Proof of a theorem of Galois in Endliche Gruppen I by Huppert

In the book "Endliche Gruppen I" by Huppert on p. 159 there is a theorem (Satz 3.2) attributed to Galois about (solvable) primitive permutation groups. Part (f) reads as follows: Let $G$ be a solvable primitive permutation group and let $N$ be a minimal normal subgroup. Then all complements of $N$ in $G$ are conjugate.

The proof of this part proceeds in the following steps: One assumes without loss of generality that $N$ is a proper subgroup of $G$ and chooses some $K \unlhd G$ containing $N$ such that $K/N$ is a minimal normal subgroup of $G/N$. The minimal normal subgroup $N$ is of order $p^m$ and $K/N$ is of order $q^k$ for some distinct primes $p$ and $q$.

If $V$ is a complement of $N$ in $G$, then one defines $Q = K \cap V$ and Huppert shows that $Q$ is a Sylow $q$-subgroup of $K$. Of course, all Sylow $q$-subgroups of $K$ are conjugate.
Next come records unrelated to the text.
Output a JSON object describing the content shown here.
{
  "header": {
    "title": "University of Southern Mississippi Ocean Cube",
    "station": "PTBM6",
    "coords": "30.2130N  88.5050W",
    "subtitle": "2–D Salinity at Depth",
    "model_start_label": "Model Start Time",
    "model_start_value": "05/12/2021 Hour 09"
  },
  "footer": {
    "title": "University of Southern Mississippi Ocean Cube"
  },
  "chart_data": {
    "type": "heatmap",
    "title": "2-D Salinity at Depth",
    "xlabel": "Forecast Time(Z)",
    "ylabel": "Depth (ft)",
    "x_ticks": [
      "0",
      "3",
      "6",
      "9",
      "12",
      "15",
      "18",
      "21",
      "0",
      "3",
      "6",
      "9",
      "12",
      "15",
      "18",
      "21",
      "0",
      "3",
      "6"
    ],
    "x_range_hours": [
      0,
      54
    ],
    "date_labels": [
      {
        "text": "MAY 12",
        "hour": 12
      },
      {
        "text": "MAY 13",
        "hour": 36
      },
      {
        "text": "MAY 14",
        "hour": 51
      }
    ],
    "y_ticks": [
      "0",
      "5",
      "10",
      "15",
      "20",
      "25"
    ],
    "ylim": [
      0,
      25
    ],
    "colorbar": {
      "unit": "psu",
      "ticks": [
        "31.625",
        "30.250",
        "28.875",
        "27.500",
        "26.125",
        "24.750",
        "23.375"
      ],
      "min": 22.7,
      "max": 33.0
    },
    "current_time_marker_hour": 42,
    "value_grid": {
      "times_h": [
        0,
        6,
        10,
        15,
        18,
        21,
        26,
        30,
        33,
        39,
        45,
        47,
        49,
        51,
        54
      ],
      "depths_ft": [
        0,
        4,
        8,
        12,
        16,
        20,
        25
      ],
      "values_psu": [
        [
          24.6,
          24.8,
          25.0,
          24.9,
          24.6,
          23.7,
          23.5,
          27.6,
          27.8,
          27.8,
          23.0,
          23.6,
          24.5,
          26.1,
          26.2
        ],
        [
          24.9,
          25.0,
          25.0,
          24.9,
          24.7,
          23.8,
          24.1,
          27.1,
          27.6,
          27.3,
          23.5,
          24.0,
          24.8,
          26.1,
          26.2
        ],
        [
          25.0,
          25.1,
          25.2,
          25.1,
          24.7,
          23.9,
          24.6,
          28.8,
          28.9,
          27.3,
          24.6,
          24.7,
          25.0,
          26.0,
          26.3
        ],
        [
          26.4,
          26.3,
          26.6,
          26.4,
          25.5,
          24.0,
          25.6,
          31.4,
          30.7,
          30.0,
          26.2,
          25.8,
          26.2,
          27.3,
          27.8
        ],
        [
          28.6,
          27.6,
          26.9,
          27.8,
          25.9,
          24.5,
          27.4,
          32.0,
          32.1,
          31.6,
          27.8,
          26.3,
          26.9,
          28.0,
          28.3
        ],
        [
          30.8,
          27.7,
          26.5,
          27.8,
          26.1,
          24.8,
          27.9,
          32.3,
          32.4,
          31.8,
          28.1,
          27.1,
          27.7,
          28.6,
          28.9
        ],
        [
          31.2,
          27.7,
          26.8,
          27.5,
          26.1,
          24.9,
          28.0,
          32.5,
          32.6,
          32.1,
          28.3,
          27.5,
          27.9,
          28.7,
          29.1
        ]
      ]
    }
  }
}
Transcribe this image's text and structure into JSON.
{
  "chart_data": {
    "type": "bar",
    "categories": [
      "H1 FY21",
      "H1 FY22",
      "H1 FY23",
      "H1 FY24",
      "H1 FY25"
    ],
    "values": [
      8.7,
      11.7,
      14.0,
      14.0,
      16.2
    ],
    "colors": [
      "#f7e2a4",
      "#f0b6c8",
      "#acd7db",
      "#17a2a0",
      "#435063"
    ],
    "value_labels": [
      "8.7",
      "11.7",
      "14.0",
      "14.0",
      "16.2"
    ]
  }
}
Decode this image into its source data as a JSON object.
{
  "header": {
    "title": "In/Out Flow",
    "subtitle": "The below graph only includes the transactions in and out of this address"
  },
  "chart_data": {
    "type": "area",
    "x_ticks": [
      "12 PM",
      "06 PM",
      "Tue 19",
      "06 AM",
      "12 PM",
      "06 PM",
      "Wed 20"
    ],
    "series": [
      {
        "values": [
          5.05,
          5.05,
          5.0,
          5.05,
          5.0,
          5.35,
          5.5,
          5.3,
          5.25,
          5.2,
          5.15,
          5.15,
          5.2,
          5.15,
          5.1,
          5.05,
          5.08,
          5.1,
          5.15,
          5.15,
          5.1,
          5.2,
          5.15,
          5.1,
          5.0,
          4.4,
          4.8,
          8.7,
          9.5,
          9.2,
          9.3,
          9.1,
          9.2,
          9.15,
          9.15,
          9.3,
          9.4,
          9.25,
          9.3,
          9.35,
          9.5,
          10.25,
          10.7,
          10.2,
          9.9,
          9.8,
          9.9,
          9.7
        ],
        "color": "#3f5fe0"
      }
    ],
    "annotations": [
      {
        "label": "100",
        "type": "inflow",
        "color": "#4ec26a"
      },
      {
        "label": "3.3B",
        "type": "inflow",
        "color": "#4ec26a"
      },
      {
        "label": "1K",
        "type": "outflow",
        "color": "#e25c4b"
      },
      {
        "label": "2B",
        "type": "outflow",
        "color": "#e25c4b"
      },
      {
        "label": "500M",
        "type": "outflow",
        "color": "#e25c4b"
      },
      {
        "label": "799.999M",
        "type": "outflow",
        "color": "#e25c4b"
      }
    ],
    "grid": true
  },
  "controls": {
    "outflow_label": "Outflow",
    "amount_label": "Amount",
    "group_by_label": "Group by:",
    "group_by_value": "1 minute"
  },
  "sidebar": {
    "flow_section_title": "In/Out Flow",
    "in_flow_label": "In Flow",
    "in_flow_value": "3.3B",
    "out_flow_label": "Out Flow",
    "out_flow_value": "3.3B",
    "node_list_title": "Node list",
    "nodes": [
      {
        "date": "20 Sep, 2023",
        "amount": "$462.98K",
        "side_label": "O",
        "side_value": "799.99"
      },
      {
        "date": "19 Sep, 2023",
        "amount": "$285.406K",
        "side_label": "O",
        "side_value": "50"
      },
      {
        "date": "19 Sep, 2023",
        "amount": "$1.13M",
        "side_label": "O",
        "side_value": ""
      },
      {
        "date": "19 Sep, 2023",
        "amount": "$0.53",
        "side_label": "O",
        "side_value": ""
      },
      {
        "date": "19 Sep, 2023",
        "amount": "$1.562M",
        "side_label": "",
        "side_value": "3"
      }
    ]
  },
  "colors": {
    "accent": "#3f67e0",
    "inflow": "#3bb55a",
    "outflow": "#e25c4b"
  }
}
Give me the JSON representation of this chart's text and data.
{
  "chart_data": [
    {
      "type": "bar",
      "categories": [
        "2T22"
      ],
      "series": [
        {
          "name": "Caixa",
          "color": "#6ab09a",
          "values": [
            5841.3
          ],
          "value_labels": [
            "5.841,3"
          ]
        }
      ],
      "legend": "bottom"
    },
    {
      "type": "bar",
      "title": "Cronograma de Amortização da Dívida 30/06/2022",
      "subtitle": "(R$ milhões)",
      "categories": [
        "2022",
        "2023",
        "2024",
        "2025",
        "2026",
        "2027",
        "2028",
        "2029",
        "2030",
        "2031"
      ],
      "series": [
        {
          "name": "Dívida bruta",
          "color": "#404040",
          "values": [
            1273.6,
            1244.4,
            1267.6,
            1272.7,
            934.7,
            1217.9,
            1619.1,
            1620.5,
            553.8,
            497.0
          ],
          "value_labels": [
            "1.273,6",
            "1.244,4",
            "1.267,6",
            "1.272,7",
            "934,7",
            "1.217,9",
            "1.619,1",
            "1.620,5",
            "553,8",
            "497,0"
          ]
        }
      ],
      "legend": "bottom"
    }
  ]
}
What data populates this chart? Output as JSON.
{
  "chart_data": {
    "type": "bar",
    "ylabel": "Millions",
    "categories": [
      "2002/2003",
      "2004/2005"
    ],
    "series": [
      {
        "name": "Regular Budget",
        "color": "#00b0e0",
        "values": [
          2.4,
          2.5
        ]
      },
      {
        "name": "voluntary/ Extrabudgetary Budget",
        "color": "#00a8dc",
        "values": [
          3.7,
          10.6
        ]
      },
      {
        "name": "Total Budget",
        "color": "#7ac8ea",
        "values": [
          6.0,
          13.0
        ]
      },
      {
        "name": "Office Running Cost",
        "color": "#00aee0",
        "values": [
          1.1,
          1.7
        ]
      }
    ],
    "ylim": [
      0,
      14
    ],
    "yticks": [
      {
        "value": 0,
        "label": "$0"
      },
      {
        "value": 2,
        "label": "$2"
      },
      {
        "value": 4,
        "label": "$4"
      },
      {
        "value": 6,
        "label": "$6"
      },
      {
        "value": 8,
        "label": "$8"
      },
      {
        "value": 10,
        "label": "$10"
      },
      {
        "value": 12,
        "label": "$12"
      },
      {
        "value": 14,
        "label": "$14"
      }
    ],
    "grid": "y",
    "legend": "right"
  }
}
Huppert then claims that it suffices to show that $V = N_G(Q)$.

I am not sure why this implies the claim about the complements being conjugate in $G$. Of course we have a map $$\{ \text{complements of } N \} \to \{ \text{Sylow }q\text{-subgroups of }K \}$$ by mapping $V \mapsto K \cap V$. And this map is surjective (since Sylow subgroups are conjugate). We also know that the latter set has cardinality $[G:N_G(Q)] = [G:V] = |N|$. But can we estimate the number of complements of $N$ in $G$?

Ok, I found a solution. It works as follows. Suppose $V$ and $V'$ are complements of $N$ in $G$ and let $Q = K \cap V$, resp. $Q' = K \cap V'$. Since $Q$ and $Q'$ are Sylow $q$-subgroups of $K$ there is some $g \in G$ such that $(Q')^g = Q$. Note that $K$ is normal in $G$. Hence $Q = K \cap V = K \cap (V')^g$. And moreover, $Q \unlhd V$ and $Q \unlhd (V')^g$, again since $K \unlhd G$. Hence $(V')^g \leq N_G(Q) = V$ and so $(V')^g = V$ since they have the same order.